El documental nace a partir de las inundaciones de 2012 en Tailandia, al igual que Cemetery of Splendour, según ha declarado el propio Weerasethakul, lo hace como reacción al golpe de estado de 2014. En ocasiones, se ha olvidado a la hora de hablar del cine de Weerasethakul de su componente político, más que presente en todas sus películas pero que ha quedado diluido –no siempre, por supuesto- en una mayor atención a sus cuestiones formales desde una visión meramente estética, sin caer en que, precisamente, gran parte de la fuerza del discurso de sus películas radica precisamente ahí, en su búsqueda de una narración alejada de parámetros convencionales, en el cuidado de unas imágenes que lejos de ser –y lo son- tan solo precisas, inventivas, imaginativas y magníficas,  nos hablan de algo más que de su propia construcción. Y, sobre todo, imponen, piden, solicitan, que miremos de una manera diferente. Que evaluemos lo que vemos, no sólo en pantalla, a través de una mirada distinta.

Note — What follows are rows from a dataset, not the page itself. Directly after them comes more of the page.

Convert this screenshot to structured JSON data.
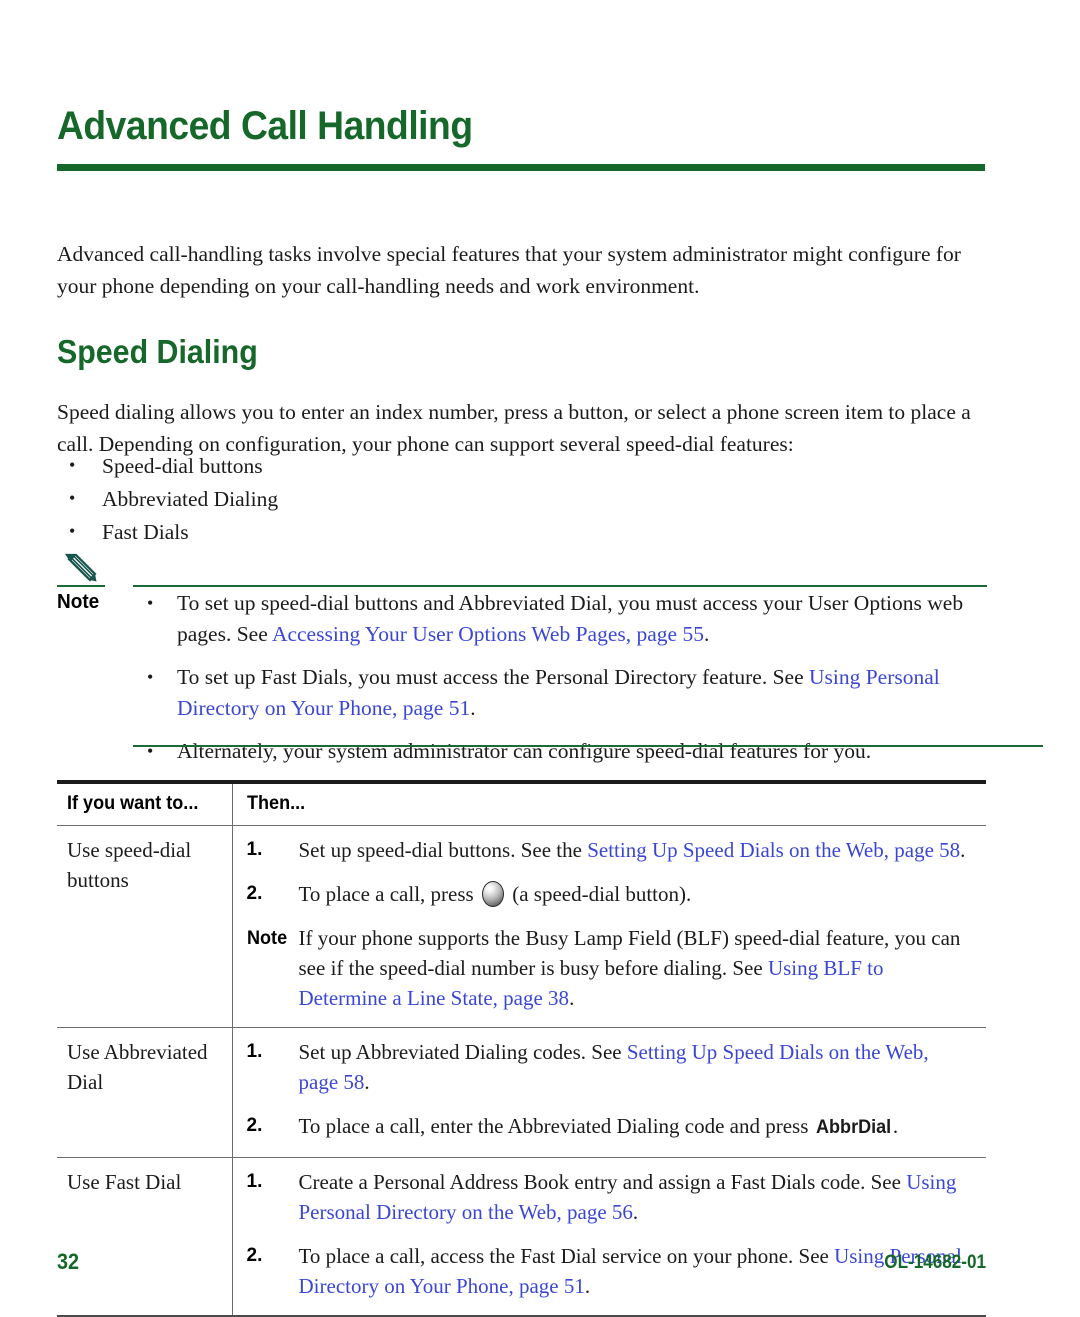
{
  "page": {
    "chapter_title": "Advanced Call Handling",
    "intro_paragraph": "Advanced call-handling tasks involve special features that your system administrator might configure for your phone depending on your call-handling needs and work environment.",
    "section_title": "Speed Dialing",
    "section_paragraph": "Speed dialing allows you to enter an index number, press a button, or select a phone screen item to place a call. Depending on configuration, your phone can support several speed-dial features:",
    "features": [
      "Speed-dial buttons",
      "Abbreviated Dialing",
      "Fast Dials"
    ]
  },
  "note": {
    "label": "Note",
    "icon": "pencil-icon",
    "bullets": [
      {
        "text_before": "To set up speed-dial buttons and Abbreviated Dial, you must access your User Options web pages. See ",
        "link": "Accessing Your User Options Web Pages, page 55",
        "text_after": "."
      },
      {
        "text_before": "To set up Fast Dials, you must access the Personal Directory feature. See ",
        "link": "Using Personal Directory on Your Phone, page 51",
        "text_after": "."
      },
      {
        "text_before": "Alternately, your system administrator can configure speed-dial features for you.",
        "link": "",
        "text_after": ""
      }
    ]
  },
  "table": {
    "headers": {
      "col1": "If you want to...",
      "col2": "Then..."
    },
    "rows": [
      {
        "task": "Use speed-dial buttons",
        "steps": [
          {
            "num": "1.",
            "text_before": "Set up speed-dial buttons. See the ",
            "link": "Setting Up Speed Dials on the Web, page 58",
            "text_after": "."
          },
          {
            "num": "2.",
            "text_before": "To place a call, press ",
            "icon": "speed-dial-button-icon",
            "text_mid": " (a speed-dial button).",
            "link": "",
            "text_after": ""
          }
        ],
        "note": {
          "label": "Note",
          "text_before": "If your phone supports the Busy Lamp Field (BLF) speed-dial feature, you can see if the speed-dial number is busy before dialing. See ",
          "link": "Using BLF to Determine a Line State, page 38",
          "text_after": "."
        }
      },
      {
        "task": "Use Abbreviated Dial",
        "steps": [
          {
            "num": "1.",
            "text_before": "Set up Abbreviated Dialing codes. See ",
            "link": "Setting Up Speed Dials on the Web, page 58",
            "text_after": "."
          },
          {
            "num": "2.",
            "text_before": "To place a call, enter the Abbreviated Dialing code and press ",
            "bold": "AbbrDial",
            "text_after": "."
          }
        ]
      },
      {
        "task": "Use Fast Dial",
        "steps": [
          {
            "num": "1.",
            "text_before": "Create a Personal Address Book entry and assign a Fast Dials code. See ",
            "link": "Using Personal Directory on the Web, page 56",
            "text_after": "."
          },
          {
            "num": "2.",
            "text_before": "To place a call, access the Fast Dial service on your phone. See ",
            "link": "Using Personal Directory on Your Phone, page 51",
            "text_after": "."
          }
        ]
      }
    ]
  },
  "footer": {
    "page_number": "32",
    "document_id": "OL-14682-01"
  },
  "colors": {
    "brand_green": "#16672a",
    "link_blue": "#3b47d4",
    "note_rule_green": "#1d6b34",
    "body_text": "#1b1b1b"
  }
}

De hecho, en Cemetery of Splendour, Weerasethakul juega con cierta ambigüedad entre lo que vemos y oímos, y entre lo oculto y lo silenciado. Porque el cineasta tailandés, en su retrato de un hospital de soldados que sufren la enfermedad del sueño, nos sumerge en unas imágenes que si bien responden en su superficie a un cierto concepto de realismo cinematográfico, lo cierto es que transmiten un poso de irrealidad, acaso de atmósfera onírica. Unas excavadoras trabajan levantando el suelo colindante al hospital y pronto se llevarán a éste por delante. Para algunos están trabajando para colocar una fibra óptica; para otros son trabajos ocultos del gobierno. La joven Keng, que es médium, se diluye en su identidad y bien podría ser el espíritu de Itt, el soldado del que se ocupa Keng, o, incluso, una agente del F.B.I. Un bosque, de repente, pudo ser en el pasado un palacio al estilo del período monárquico de Siam. Una escultura en ese mismo bosque que presenta a un hombre y a una mujer abrazados, tras un leve movimiento de cámara, tiene su contraposición en otra igual pero con dos esqueletos. Y todo puede ser, en realidad, un sueño, el de alguno de los soldados, acaso el propio Itt, como las secuencias finales nos pueden hacer pensar. Del mismo modo, Weerasethakul imprime a la película de un fino humor que si bien ayuda a descargar a la narración de dramatismo, no es suficiente para no evidenciar que algo raro, extraño, quizá peligroso, anida en todas partes. Las luces fluorescentes que sitúan al lado de los soldados dormidos, como terapia para controlar sus pesadillas, llegado un momento, marcan unos cambios cromáticos en la fotografía que, al igual que todo lo anterior, nos presenta una realidad variable, que puede cambiar de un momento a otro.

 

Una dialéctica que Weerasethakul traslada a su lectura del presente a través del pasado, o quizá a la inversa, aunque el resultado, quizá sea el mismo. Para el cineasta, algo que ya había dejado patente en algunas de sus anteriores películas, el pasado es una base de la que partir, pero nunca desde la simple nostalgia ni la reconstrucción, sino desde la búsqueda, a través de un sentido de carácter exploratorio, del pasado y de su representación a la hora encontrar sus huellas en un presente huidizo. El carácter político de Cemetery of Spledour reside no solo en proponer nuevas formas representacionales, nuevas imágenes y su significado, también en poner de relieve una realidad –en este caso entendemos que para Weerasethakul en relación clara a su país, pero que de alguna manera acaba siendo operativo de un modo más general- en la que no consigue reconocerse. De ahí esos cambios constantes, esos movimientos de quienes observan desde un mirador y cambian de banco con rapidez, ese sentido de ensueño constante que hace plantearse si, mientras todo cambia, mientras todo sucumbe, no estamos en realidad dormidos.